The chart shows that thirty per cent of homeowners have no remaining housing debt, and have no need of housing finance when they buy another home. 


Another thirty per cent are investors who claim the cost of housing finance interest and can also raise asking rents to recoup the cost of interest rate rises.  

Twenty per cent are upgraders who purchased their homes many years ago when rates were much higher than they are now and for whom a rise in interest rates is quite manageable.  

The remaining ten percent are first home buyers who need to borrow most of the price of a property. In theory, this segment of the buyer market is the only one that is directly hammered when interest rates rise, because higher rates reduce their buying power.  

Why buyer demand has slowed down 

Yet buyer demand has fallen in every market and from all types of buyers, because we become scared about what might happen to prices generally. Fear is one of our strongest survival instincts and facing the unknown is one of our biggest fears. This is why potential buyers are holding back, waiting to see if more rate rises are coming, leading to a property market crash. Even though the experts assure us that all is well, our instincts take over, urging us to wait until the dust settles.  

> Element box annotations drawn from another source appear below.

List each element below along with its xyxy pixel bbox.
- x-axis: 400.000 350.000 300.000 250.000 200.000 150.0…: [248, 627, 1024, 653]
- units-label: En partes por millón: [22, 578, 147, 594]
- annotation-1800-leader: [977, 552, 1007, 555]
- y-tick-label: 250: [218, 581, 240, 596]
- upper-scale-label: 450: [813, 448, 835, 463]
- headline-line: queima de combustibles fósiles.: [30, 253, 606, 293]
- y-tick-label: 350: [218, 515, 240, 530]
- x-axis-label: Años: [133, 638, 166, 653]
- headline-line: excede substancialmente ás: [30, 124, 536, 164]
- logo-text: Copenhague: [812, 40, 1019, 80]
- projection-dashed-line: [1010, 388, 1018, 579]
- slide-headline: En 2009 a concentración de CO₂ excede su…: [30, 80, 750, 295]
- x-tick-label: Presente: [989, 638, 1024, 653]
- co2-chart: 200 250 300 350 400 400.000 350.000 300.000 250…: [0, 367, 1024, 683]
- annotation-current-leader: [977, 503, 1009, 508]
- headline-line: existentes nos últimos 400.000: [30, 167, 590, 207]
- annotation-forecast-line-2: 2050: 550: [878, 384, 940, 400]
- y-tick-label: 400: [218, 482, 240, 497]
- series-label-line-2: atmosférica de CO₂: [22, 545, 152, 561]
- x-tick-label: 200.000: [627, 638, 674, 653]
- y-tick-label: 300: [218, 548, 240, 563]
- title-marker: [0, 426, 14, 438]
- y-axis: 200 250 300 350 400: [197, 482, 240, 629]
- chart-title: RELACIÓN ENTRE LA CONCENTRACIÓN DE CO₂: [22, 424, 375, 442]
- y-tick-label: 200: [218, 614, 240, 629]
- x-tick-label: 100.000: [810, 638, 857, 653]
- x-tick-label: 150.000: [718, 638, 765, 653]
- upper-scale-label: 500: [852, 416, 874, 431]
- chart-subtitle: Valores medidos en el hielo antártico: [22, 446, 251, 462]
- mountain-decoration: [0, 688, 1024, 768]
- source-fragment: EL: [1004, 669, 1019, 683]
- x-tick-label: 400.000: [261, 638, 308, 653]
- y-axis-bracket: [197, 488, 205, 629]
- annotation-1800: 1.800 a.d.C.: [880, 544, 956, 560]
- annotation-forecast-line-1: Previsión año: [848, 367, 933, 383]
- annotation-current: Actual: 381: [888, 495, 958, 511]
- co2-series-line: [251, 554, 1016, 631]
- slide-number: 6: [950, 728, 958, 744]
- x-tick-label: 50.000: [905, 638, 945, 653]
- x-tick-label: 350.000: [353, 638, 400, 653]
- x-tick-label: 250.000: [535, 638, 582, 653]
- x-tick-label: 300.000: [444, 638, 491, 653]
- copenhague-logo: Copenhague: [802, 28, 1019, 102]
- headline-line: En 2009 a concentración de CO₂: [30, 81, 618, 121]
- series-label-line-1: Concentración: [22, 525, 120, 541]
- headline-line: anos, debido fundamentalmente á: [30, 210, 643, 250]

The best way to analyse this phenomenon and the possible outcomes is to look back to the last time that interest rates took a significant upwards hike, which was in 2009-10. (Shown with the red arrow in the graph.) This is because some bank economists are forecasting that a similar rate hike is likely to occur again and that savage falls in property prices will occur as a result.  


The rate rise in 2009-10 was the biggest in modern history, but the graph shows that it took the RBA more than a year to implement. 

We then had a series of interest rate reductions over the next eight years until the home loan rate was lower than it had been before. 

There were no crashes the last time rates rose significantly 

What happened to property prices as a result is shown in the graph below. Buyer demand slowed, but while prices fell slightly in cities such as Brisbane and Perth over the next few years, there were no price crashes, and prices kept rising in Sydney and Melbourne although growth was more subdued. 


The reason that rate rises don’t lead to property market crashes is that only a small percentage of homeowners are directly impacted, and even fewer are forced to sell because they can’t manage their repayments. The majority simply wait until some certainty returns.  

Confidence gradually returned to the property market as interest rates started falling from 2011 onwards and this is exactly what is likely to happen again. In other words, once rates stop rising and it’s obvious that the market is not going to crash, buyer and seller demand will pick up again.